Diane paused. “The 20’s are like the teens, Mary. It is a transition phase of trying to find yourself. But, I can imagine that it is even harder for you because you’ve had so much to deal with since you were young. It is all you’ve known. However, you need to believe me that there are other people just like you either around your age, or maybe not around your age. Remember that age is only a number. More than that, it takes a long time to change for the better and to make this difference that you are all about making. You need to be patient. Everything will work out, and you will find whatever you are trying to find and find you in the process and what you are really meant to do. When in doubt, just blame the medications like Prednisone that have you feeling like an emotional mess.” Diane winked at me.

I chuckled, nodded, and finally forced a crooked smile to her. Yes, she was right. Yes, I was just going through the motions of finding that balance of sharing everything that had happened in my life without being defined by everything. But, that infected wound that was now opened and filled with the acidity of loneliness was bigger than ever. Boarding the plane to Chicago with my full and packed bags back to New York, I had actually never felt more alone and confused than ever before.

On the plane ride back, I thought: Who did I think I was believing and hoping that I could even try to make a difference when I didn’t even know how to help myself and when I didn’t even know what I wanted or what could make a difference? Why couldn’t I just get rid of this gnawing belief that true connections were only made with those who had lived their life in reverse as I had? Why couldn’t I stop struggling with who I really was?

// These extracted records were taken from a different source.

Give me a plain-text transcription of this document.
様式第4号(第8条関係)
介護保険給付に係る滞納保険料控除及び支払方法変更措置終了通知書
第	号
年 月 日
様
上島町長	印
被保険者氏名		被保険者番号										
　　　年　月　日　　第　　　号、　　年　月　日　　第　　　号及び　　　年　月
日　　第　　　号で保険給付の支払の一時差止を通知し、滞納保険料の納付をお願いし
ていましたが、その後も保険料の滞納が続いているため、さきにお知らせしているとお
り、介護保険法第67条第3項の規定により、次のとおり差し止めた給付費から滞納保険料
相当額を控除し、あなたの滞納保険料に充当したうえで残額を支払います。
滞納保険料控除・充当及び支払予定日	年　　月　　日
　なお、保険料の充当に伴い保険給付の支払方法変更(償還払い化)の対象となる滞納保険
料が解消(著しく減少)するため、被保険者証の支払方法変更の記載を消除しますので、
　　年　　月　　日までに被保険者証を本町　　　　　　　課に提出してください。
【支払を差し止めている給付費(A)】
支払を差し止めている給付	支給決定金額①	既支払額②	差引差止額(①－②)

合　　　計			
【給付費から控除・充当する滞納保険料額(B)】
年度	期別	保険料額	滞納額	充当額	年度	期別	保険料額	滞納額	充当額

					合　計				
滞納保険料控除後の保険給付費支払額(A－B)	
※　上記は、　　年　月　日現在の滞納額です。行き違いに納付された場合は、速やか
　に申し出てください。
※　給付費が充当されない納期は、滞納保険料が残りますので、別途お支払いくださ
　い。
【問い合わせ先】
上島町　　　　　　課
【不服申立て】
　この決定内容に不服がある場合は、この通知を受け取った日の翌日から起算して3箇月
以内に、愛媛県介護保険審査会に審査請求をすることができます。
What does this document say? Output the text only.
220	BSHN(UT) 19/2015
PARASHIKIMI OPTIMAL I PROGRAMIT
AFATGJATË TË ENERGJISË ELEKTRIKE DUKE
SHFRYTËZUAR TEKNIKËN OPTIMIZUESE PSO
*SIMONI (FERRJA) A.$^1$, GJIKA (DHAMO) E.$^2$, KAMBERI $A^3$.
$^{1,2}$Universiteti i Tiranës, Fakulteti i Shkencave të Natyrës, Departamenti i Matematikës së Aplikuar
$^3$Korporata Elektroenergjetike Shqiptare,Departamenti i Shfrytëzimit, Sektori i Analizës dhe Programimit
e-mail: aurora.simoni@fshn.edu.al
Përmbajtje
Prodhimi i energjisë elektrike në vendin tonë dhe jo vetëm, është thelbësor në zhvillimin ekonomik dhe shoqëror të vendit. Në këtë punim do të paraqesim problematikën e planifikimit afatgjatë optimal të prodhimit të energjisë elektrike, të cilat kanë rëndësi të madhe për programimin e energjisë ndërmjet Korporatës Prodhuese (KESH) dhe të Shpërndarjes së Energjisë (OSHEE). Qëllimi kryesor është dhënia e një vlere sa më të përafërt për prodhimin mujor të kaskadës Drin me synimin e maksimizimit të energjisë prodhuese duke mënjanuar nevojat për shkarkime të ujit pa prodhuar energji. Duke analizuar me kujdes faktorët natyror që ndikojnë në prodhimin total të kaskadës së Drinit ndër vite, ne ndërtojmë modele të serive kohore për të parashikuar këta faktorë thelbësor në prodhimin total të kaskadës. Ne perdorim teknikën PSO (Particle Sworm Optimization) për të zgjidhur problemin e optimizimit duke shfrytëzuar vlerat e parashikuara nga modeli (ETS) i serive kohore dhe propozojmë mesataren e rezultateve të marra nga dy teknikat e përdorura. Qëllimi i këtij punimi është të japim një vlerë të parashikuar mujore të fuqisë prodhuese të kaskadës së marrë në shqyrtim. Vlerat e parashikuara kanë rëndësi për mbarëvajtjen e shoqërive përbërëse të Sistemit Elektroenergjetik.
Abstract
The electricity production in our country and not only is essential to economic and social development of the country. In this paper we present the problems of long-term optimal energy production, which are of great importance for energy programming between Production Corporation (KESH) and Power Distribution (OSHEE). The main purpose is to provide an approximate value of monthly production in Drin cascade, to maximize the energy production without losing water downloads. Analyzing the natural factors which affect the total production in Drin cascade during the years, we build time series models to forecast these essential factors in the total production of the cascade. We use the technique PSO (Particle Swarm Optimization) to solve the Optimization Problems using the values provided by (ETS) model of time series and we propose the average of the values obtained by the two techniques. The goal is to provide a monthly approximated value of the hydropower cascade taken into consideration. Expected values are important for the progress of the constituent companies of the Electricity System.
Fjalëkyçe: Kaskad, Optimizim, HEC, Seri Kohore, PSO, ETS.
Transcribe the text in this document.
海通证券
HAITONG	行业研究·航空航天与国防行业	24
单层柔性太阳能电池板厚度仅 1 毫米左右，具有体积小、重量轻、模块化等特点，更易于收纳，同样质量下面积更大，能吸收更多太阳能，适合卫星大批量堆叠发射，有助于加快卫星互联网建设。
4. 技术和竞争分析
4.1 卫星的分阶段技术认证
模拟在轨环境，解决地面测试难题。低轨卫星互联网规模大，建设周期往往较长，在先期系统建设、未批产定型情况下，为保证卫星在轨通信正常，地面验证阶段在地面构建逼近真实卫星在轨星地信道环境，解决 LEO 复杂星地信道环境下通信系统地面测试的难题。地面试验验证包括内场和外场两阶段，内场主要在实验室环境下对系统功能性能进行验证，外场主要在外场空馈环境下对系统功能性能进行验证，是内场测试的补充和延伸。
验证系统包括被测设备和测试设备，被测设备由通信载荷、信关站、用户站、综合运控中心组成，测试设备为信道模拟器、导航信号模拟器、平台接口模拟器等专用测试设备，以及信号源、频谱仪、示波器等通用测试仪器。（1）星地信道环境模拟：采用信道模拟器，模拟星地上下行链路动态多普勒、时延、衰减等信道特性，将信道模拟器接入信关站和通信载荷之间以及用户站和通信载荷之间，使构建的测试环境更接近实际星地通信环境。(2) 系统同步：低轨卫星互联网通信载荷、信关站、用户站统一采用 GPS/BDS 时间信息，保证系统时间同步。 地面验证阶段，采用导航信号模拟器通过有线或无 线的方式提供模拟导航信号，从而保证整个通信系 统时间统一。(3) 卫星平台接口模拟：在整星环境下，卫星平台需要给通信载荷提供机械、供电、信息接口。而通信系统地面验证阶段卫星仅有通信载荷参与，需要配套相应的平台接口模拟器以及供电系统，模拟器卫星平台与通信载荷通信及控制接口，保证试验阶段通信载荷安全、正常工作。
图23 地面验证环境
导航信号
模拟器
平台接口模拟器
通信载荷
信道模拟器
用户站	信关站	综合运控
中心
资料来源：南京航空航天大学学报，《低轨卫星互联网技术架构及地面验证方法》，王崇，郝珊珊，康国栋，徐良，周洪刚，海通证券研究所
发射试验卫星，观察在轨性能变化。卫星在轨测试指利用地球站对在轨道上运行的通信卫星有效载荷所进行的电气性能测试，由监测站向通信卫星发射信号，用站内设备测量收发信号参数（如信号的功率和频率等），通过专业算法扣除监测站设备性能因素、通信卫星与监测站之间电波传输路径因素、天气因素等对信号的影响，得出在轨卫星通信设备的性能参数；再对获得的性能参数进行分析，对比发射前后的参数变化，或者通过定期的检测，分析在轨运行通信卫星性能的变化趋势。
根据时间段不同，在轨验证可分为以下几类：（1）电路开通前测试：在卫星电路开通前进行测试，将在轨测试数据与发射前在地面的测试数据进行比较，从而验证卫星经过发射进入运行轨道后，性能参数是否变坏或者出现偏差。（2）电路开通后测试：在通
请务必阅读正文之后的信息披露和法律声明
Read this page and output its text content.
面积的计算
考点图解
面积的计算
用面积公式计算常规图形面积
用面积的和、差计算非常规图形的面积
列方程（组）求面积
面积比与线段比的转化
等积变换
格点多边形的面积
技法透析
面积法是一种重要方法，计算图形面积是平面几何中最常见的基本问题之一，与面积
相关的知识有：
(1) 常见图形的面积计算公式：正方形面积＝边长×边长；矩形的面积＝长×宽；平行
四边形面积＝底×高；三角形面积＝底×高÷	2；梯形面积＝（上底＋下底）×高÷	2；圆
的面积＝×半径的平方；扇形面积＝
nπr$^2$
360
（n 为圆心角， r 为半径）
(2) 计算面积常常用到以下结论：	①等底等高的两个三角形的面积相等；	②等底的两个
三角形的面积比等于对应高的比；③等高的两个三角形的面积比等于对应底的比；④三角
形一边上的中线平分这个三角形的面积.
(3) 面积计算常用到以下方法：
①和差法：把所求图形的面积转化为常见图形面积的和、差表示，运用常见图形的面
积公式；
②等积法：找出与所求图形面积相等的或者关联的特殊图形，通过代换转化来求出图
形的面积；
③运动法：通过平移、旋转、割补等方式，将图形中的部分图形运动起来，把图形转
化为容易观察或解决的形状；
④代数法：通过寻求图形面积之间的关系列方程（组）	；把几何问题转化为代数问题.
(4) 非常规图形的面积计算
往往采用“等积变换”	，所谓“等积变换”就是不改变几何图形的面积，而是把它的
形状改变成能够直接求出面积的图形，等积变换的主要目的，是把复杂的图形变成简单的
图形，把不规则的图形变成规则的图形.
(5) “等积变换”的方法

I had spent more than half my life struggling and battling with my health as my worst and yet most comforting enemy that I was all too familiar with, eventually learning how to manage and control everything to the best of my ability. Now, I was in an unfamiliar and scary territory of what to do with the rest of my life.  I was in this twilight zone, purgatory, and transitory phase of finding out that my purpose of life was based upon who I really was without my health problems.  Yet, without my health challenges, who was I?  I had no clue, but I was about to find out and was getting closer to the truth of what laid ahead for me and what I was about to make happen.